Impasse. La rencontre intervient alors que l’entreprise est engoncée dans des négociations difficiles avec les industriels afin de leur faire signer des contrats d’allocation de production nucléaire (CAPN) pour dix ou quinze ans.
Ces CAPN sont des “des accords industriels que les clients électro-intensifs auront la possibilité de souscrire en payant une avance en tête”, c’est à dire beaucoup d’argent, selon l’explication de Marc Benayoun directeur exécutif d’EDF, à des journalistes en novembre. Ces accords obligeront les industriels à un partage des coûts et des risques, puisqu’ils s’engagent sur la durée sans être certains d’être complètement servis en électricité.
Le temps presse. Dans le cadre de l’accord passé en novembre avec EDF, le gouvernement avait donné libre cours aux négociations pendant six mois avant de refaire un point. La réunion de ce matin “est donc un point d’étape en amont de la clause de revoyure”, résume un participant.
Sauf que les industriels sont réticents à s’engager : seules trois lettres d’intention ont été signées, “pour un total de 10 térawattheures”, selon Marc Benayoun, devant le Sénat. Aucun accord n’a été paraphé. “A ce stade, il n’y a pas encore d’éléments de convergence suffisants”, me confie un autre participant à la réunion, expliquant ce faible nombre.

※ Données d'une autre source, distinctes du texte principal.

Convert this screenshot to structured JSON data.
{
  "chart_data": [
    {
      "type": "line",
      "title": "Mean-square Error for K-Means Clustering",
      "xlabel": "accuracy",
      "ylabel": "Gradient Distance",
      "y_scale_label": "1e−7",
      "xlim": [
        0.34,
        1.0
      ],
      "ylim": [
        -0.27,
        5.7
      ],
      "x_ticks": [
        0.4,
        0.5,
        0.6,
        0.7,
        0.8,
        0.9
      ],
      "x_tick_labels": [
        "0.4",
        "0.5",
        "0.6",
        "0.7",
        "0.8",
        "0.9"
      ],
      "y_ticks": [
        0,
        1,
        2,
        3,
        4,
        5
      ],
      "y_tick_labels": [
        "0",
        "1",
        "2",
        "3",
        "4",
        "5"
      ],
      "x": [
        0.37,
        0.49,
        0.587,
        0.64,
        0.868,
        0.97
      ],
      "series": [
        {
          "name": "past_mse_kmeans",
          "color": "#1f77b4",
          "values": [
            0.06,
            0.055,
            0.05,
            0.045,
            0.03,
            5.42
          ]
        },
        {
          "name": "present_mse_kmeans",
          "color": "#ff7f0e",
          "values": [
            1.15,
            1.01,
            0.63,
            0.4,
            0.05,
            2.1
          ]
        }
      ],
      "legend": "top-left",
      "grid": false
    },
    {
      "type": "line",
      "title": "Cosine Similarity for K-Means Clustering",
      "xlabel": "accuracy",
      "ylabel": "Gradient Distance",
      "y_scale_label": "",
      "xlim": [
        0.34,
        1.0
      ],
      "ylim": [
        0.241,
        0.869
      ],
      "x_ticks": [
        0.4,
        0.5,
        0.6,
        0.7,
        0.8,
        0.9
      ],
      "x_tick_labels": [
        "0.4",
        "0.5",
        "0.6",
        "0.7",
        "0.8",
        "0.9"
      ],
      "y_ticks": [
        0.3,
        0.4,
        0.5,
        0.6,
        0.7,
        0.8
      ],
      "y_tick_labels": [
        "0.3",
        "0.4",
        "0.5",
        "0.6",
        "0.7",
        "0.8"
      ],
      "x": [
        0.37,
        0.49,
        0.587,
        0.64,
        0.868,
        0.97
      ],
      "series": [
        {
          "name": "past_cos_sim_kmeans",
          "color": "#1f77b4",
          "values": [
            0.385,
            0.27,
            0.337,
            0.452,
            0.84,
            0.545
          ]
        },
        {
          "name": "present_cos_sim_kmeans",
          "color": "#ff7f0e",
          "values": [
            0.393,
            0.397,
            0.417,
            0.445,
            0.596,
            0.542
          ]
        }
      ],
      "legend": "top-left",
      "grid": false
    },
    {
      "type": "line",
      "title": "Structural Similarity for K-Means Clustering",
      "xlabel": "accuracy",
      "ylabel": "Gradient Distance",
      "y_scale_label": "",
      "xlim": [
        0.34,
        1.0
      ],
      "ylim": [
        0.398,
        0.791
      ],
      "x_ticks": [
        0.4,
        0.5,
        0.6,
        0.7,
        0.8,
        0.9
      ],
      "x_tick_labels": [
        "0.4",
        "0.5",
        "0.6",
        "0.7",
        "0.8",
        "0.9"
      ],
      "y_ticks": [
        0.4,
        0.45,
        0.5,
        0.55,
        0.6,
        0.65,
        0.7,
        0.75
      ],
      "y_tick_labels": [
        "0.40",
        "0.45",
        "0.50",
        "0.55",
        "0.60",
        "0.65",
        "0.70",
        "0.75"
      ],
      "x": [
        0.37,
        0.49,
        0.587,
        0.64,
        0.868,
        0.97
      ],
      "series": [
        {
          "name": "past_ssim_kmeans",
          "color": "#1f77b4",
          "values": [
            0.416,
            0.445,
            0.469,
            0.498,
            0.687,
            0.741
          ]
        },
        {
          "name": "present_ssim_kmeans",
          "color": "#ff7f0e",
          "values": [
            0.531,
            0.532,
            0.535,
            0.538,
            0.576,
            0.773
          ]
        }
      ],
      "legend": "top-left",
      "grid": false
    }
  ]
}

Vi-si-bi-li-té. Les industriels cherchent à assurer leurs arrières en obtenant des garanties sur les volumes et le prix de l’électricité qui leur sera servie. “A l’arrivée c’est toujours la même chose : est-ce qu’on aura des contrats compétitifs assurés sur une durée suffisante ?”, lance un acteur du secteur. Il rappelle que les industriels “ne peuvent pas répercuter le prix de l’électricité sur leurs produits”, ceux-ci étant fixés sur les marchés mondiaux.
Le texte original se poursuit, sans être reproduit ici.